Te'o has said he believed Kekua, whom he thought was his girlfriend despite never meeting her face to face, had died of leukemia on September 12 after a car accident left her hospitalized.
"Now I get a phone call on December 6, saying that she's alive and then I'm going be put on national TV two days later. And to ask me about the same question. You know, what would you do?" Te'o said, according to clips of the interview.
Hiltzik asserted Thursday that it would be have been "crazy and stupid and short-sighted" for Te'o, who was still trying to determine what had happened, to tell reporters that his girlfriend -- the story of whose death helped propel him into the national spotlight -- may have been an elaborate concoction.
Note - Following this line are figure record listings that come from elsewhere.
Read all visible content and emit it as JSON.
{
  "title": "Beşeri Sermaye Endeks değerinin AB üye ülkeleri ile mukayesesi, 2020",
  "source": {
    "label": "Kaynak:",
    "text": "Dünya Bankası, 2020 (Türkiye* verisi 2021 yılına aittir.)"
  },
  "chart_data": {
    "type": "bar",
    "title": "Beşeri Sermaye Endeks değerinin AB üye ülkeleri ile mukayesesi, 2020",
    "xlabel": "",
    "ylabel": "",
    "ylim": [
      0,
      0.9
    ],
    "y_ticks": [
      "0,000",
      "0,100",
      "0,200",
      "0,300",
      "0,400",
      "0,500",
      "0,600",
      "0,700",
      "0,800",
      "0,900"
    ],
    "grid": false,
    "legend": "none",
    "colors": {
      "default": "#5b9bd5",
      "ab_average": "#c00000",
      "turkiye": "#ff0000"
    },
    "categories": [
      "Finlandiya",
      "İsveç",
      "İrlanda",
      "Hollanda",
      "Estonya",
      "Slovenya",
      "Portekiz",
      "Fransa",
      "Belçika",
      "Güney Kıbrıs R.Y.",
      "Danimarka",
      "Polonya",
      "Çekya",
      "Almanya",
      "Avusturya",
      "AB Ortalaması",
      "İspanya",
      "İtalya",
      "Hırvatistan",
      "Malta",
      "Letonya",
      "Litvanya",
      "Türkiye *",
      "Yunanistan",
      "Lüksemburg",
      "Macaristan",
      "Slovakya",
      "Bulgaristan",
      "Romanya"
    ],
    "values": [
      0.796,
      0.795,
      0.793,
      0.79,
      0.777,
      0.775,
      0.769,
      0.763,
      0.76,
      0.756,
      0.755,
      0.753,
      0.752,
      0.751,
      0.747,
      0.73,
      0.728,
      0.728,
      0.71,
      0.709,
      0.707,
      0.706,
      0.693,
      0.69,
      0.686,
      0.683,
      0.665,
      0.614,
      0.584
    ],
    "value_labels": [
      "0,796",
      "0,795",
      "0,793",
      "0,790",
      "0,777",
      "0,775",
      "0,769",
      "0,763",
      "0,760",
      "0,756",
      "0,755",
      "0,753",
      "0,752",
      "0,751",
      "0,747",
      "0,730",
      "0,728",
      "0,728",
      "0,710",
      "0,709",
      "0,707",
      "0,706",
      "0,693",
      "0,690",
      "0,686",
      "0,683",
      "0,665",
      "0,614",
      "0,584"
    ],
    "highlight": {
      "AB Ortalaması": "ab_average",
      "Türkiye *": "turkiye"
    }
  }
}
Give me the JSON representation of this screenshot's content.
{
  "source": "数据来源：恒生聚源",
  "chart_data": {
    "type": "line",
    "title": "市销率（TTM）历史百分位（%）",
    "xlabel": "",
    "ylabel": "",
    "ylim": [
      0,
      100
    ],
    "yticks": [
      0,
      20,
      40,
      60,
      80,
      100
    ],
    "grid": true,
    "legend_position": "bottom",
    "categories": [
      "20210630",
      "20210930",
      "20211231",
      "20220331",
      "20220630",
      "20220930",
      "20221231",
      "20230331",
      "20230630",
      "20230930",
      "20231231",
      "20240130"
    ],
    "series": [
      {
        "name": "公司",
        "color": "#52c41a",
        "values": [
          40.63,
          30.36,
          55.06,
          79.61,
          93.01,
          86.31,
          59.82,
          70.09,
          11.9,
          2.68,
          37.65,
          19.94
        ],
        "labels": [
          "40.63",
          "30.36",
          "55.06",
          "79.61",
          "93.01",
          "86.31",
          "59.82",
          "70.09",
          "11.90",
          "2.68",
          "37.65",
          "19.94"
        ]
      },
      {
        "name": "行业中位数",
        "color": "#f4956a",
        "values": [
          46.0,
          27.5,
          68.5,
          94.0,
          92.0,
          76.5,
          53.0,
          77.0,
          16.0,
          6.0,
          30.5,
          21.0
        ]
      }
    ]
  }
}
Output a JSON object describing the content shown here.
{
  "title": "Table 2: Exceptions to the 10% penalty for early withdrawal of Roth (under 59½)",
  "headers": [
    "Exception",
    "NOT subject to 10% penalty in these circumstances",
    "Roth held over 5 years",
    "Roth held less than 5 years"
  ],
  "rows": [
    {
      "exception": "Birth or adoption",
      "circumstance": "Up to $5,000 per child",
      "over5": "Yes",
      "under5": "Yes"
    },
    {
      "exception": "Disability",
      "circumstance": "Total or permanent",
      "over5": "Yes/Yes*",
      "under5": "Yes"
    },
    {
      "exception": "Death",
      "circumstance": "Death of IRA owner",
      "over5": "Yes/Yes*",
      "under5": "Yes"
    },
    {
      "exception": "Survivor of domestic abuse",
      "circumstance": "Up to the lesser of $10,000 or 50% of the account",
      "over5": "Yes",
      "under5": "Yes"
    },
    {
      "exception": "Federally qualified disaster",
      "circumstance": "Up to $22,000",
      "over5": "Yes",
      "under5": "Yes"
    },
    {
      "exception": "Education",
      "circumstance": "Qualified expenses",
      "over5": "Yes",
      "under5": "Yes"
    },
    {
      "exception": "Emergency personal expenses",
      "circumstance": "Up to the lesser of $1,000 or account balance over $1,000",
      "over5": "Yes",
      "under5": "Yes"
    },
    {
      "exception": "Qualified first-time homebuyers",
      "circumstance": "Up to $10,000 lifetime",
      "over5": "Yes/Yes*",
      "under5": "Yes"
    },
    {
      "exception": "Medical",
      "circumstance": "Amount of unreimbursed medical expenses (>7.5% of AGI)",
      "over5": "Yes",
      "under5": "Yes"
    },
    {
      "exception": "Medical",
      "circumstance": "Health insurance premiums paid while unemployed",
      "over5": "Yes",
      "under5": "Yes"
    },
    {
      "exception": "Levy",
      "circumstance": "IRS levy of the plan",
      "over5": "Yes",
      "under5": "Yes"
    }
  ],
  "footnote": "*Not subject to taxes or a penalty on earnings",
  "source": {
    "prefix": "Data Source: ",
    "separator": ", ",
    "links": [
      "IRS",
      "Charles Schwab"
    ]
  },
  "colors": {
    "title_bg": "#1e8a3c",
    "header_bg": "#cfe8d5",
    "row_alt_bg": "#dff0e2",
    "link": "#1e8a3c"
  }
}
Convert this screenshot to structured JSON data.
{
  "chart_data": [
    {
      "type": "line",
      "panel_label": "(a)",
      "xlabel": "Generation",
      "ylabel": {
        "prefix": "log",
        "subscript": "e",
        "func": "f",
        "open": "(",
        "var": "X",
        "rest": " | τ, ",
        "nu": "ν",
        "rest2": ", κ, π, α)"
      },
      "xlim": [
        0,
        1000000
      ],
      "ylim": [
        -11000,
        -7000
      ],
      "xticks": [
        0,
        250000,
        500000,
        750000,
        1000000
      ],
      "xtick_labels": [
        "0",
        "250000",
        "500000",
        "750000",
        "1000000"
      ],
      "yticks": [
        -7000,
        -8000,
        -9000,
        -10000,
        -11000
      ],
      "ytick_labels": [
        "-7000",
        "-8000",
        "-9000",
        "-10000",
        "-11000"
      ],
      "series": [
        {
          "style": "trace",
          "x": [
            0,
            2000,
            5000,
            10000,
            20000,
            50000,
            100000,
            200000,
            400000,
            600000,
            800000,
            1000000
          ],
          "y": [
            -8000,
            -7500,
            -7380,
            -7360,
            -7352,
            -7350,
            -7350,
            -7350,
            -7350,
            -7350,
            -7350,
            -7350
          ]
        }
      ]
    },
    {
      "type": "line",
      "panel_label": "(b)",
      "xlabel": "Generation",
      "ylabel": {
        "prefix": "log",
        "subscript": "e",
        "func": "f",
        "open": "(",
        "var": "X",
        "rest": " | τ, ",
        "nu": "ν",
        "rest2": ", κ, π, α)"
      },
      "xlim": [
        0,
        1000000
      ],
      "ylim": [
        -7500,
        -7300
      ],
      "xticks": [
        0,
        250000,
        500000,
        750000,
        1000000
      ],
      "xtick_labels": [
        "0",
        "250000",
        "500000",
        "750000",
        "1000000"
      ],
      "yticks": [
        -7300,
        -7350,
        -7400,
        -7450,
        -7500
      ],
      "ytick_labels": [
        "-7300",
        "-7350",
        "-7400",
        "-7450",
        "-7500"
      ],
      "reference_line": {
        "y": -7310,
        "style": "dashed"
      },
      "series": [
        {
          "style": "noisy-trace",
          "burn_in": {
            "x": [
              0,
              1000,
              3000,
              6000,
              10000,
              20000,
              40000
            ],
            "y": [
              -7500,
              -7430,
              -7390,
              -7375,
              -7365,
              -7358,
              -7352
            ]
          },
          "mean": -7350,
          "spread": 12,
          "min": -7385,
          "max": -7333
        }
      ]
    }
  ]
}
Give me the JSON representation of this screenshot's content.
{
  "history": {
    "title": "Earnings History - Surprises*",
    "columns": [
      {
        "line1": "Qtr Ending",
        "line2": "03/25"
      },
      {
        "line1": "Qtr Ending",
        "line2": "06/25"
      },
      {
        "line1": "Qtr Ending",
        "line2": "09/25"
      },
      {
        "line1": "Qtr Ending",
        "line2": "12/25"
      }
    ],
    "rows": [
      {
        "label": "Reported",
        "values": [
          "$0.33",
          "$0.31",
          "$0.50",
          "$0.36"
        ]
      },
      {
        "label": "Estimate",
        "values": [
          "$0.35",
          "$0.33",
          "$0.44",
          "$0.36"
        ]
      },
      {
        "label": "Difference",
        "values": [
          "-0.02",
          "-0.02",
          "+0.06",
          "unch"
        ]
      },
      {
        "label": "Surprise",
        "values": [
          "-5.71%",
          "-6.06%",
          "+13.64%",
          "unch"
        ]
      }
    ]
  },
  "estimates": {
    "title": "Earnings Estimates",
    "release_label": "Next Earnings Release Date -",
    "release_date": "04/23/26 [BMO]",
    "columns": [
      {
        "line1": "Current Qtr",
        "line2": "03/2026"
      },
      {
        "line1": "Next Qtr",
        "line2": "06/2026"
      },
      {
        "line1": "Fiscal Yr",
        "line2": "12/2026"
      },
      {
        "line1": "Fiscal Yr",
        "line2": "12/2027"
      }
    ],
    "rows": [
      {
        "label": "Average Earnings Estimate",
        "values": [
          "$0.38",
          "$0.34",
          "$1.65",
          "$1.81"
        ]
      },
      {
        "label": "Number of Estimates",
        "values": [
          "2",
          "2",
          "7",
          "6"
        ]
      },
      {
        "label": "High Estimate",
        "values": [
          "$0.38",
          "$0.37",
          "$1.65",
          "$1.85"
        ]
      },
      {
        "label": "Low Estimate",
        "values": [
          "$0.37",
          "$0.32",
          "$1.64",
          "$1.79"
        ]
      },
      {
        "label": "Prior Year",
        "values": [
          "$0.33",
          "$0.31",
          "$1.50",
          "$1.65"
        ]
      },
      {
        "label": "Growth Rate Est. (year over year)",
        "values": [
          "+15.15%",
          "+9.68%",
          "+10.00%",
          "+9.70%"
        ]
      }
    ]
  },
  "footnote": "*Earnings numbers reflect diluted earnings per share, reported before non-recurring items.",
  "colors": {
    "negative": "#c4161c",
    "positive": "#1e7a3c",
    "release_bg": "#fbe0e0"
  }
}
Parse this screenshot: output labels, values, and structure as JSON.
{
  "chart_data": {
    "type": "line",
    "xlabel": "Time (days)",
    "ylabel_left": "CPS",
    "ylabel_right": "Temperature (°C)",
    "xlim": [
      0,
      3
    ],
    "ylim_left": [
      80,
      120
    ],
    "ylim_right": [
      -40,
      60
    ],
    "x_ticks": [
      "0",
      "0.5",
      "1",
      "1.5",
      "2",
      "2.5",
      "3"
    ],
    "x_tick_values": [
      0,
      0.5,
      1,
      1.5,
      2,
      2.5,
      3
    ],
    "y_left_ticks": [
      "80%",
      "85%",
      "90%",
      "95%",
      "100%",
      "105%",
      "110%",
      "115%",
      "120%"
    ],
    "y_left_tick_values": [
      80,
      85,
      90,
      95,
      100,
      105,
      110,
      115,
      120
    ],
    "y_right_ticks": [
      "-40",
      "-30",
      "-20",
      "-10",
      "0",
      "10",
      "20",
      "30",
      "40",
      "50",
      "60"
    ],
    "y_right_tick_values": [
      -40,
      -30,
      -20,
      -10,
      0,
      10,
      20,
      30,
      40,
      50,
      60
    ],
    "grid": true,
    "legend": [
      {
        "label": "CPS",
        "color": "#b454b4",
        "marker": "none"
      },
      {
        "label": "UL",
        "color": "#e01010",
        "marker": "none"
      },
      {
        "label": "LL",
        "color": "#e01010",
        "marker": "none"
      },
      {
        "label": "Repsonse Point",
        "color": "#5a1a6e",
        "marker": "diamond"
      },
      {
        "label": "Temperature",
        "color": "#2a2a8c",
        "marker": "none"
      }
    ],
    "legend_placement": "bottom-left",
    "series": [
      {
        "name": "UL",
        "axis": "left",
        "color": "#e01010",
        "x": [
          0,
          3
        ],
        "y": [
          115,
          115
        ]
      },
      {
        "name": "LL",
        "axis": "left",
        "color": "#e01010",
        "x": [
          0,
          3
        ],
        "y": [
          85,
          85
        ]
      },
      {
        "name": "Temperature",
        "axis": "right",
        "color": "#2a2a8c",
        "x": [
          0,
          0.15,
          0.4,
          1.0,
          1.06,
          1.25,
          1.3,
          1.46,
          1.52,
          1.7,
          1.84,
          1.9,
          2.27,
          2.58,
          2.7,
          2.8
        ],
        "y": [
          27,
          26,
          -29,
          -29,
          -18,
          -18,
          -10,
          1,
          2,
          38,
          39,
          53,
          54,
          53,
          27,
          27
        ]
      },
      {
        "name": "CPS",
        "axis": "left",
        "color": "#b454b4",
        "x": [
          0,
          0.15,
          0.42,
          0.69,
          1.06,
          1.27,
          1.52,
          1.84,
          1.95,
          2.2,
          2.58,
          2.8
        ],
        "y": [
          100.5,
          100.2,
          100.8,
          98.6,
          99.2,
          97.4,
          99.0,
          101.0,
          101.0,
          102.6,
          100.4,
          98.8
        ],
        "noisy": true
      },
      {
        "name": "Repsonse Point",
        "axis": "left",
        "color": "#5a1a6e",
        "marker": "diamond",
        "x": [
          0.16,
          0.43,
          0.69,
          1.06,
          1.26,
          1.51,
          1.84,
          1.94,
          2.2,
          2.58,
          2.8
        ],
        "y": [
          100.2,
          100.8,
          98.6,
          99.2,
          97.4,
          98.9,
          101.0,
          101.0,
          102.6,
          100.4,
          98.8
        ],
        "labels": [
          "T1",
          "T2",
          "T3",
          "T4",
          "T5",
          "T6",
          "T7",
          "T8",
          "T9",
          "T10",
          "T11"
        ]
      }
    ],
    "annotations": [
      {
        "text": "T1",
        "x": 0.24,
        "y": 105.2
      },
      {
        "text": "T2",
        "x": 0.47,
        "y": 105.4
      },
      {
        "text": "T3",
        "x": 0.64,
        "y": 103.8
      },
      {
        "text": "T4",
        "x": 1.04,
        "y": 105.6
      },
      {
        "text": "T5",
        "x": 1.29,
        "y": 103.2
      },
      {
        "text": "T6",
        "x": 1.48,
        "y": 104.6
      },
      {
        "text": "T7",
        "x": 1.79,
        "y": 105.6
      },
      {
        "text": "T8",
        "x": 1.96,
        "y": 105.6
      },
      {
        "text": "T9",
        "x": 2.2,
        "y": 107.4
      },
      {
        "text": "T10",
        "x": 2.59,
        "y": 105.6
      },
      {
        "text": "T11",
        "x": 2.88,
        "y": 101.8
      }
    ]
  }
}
On December 8, ahead of the Heisman Trophy presentation, Te'o said he "lost both my grandparents and my girlfriend to cancer." In a New York Post interview published more than three weeks later, Te'o said memories of his grandfather helped him cope with the losses of his grandmother and girlfriend, whom he'd previously said died on the same day.
"So when I lost my grandmother and Lennay, I thought of him. He was my strength," Te'o told the Post, according to a December 30 article.
It was true that his grandmother had died, but Te'o conceded that he mentioned Kekua again even after -- as Couric put it -- he "knew that something was amiss," according to the interview clips.
While he said he didn't know whether the now-debunked storyline helped him place second in Heisman Trophy voting, he insisted his emotions surrounding Kekua's loss were authentic.
"What I went through was real. You know, the feelings, the pain, the sorrow -- that was all real, and that's something that I can't fake," he said.
Couric said she believes Te'o sincerely thought he was having a relationship with Kekua. Couric said she heard voice mail messages on Te'o's phone, allegedly from Kekua, and even saw his phone bill.
"There were multiple calls to this number, where he would stay on the phone for hours," Couric told ABC's "World News with Diane Sawyer" on Wednesday.
Te'o denied reveling in the attention he received for playing so outstandingly on the gridiron after suffering such devastating personal losses.
"I think, for me, the only thing that I basked in was that I had an impact on people; that people turned to me for inspiration. And I think that was the only thing I focused on," the Hawaii-born Mormon said. "My story, I felt, was a guy who in times of hardship and in times of trial, held strong to his faith, held strong to his family, and I felt that was my story."
Te'o's parents, Brian and Ottilia Te'o, were on hand for the interview. Couric said she believes they were as stunned as their son when they found out Kekua didn't exist. Te'o's mother talked to the woman many times on the phone, and his father texted biblical passages to the woman and discussed them with her, Couric said.
Te'o's father was quoted in an October article in the South Bend Tribune, saying his son and Kekua had met at a football game in Palo Alto, California, and exchanged numbers. Their love affair ensued from there, the paper reported.
Last week, Te'o said, however, that he had lied to his dad because he was embarrassed to admit he was in love with a woman he'd never laid eyes on.
"I knew that -- I even knew that it was crazy that I was with somebody that I didn't meet," he told ESPN. "And that alone, people find out that this girl who died I was so invested in, and I didn't meet her as well."
Asked his response to those who say his son is a liar who "manipulated the truth, really for personal gain," Te'o's father gave a tearful reply, according to ABC.
"People can speculate about what they think he is. I've known him 21 years of his life, and he's not a liar. He's a kid," Te'o's father told Couric.
Questions have also been raised about Te'o telling Sports Illustrated in October that Kekua had attended one of his games, when he issued a statement last week saying he'd never met her.
Because ABC News has made public only snippets of the interview, it's not clear which parts of the hoax Te'o will address, but the Notre Dame standout has said he's sure he'll be vindicated.